Even those supposedly ‘infamous scenes’ once again feel awkwardly stagy and mannered, without a modicum of the steam or spark generated by others in a similarly adult canon – such as Basic Instinct or Fatal Attraction.
The result is that proceedings often feel unintentionally funny for all the wrong reasons.
What works marginally better is the briefly explored cat-and-mouse thriller element: there’s an unstable ex, a helicopter crash and a solid enough cameo from a spiky Kim Basinger, but all of these are rather brushed over and could’ve been explored further.
Jamie Dornan can be a good actor (he was great in last year’s gripping World War II drama Anthropoid), but he’s utterly stilted here, totally wasted on dull material for a cardboard-cutout, humourless character.
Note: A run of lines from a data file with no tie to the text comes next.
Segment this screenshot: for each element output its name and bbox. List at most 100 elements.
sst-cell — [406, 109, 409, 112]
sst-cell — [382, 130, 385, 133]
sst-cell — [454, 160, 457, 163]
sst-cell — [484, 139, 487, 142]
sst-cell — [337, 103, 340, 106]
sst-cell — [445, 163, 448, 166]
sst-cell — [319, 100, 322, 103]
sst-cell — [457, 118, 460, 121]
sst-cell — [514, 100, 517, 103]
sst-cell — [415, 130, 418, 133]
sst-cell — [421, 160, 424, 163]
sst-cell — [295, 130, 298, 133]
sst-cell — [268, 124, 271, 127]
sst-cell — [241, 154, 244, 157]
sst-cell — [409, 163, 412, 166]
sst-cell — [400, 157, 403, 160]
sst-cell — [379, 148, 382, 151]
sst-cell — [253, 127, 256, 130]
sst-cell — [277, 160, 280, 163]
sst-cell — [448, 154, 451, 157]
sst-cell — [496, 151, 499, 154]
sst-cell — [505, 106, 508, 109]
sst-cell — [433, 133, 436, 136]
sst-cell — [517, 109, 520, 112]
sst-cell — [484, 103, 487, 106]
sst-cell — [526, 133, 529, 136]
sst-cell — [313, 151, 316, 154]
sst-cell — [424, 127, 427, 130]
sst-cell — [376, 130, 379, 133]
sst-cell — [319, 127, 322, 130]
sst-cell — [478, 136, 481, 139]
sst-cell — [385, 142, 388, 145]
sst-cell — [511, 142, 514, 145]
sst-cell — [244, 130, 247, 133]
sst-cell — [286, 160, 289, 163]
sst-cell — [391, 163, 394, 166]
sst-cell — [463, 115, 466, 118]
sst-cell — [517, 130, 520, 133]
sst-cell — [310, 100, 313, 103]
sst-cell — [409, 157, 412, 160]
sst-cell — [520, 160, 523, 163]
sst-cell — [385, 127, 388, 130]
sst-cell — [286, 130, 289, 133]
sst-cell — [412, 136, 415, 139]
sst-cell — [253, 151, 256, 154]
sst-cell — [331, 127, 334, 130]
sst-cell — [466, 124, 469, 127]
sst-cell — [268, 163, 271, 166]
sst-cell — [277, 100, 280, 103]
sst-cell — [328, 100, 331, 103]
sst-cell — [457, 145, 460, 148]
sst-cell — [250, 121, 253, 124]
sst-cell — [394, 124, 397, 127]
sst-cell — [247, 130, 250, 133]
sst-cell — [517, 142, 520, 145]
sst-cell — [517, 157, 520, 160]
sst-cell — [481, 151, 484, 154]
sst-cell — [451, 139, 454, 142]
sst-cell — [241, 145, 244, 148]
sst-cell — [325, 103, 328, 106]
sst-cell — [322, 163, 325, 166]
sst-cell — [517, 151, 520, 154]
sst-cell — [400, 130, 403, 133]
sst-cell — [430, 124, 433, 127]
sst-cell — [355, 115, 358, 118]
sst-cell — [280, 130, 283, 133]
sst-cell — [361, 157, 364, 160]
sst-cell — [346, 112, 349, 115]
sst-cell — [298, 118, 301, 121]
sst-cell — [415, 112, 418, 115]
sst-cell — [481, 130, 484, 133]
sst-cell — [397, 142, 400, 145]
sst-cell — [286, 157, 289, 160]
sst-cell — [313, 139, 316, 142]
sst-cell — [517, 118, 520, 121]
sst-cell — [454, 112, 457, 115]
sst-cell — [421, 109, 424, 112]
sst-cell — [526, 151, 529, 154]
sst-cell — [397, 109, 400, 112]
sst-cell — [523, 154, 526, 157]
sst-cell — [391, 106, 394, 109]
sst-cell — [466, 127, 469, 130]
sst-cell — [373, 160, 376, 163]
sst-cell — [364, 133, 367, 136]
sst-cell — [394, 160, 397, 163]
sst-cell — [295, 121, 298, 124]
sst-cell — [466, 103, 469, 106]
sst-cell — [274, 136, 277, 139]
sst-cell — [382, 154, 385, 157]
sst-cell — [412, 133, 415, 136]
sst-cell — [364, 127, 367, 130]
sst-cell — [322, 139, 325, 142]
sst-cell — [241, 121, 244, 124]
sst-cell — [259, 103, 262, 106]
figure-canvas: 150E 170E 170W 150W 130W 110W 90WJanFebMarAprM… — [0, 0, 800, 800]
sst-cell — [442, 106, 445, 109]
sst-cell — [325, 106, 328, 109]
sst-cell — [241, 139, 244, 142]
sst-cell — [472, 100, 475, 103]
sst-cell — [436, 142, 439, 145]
Despite the odd stronger scene and a contemporary soundtrack, as with its predecessor, it’s all extremely uninvolving.
So, the reason for its immense popularity – as well as the question of who exactly are the intended audience – are both conundrums which remain perplexing. I shall have to watch the third concluding chapter, if only to solve these mysteries and understand its extraordinarily enduring appeal.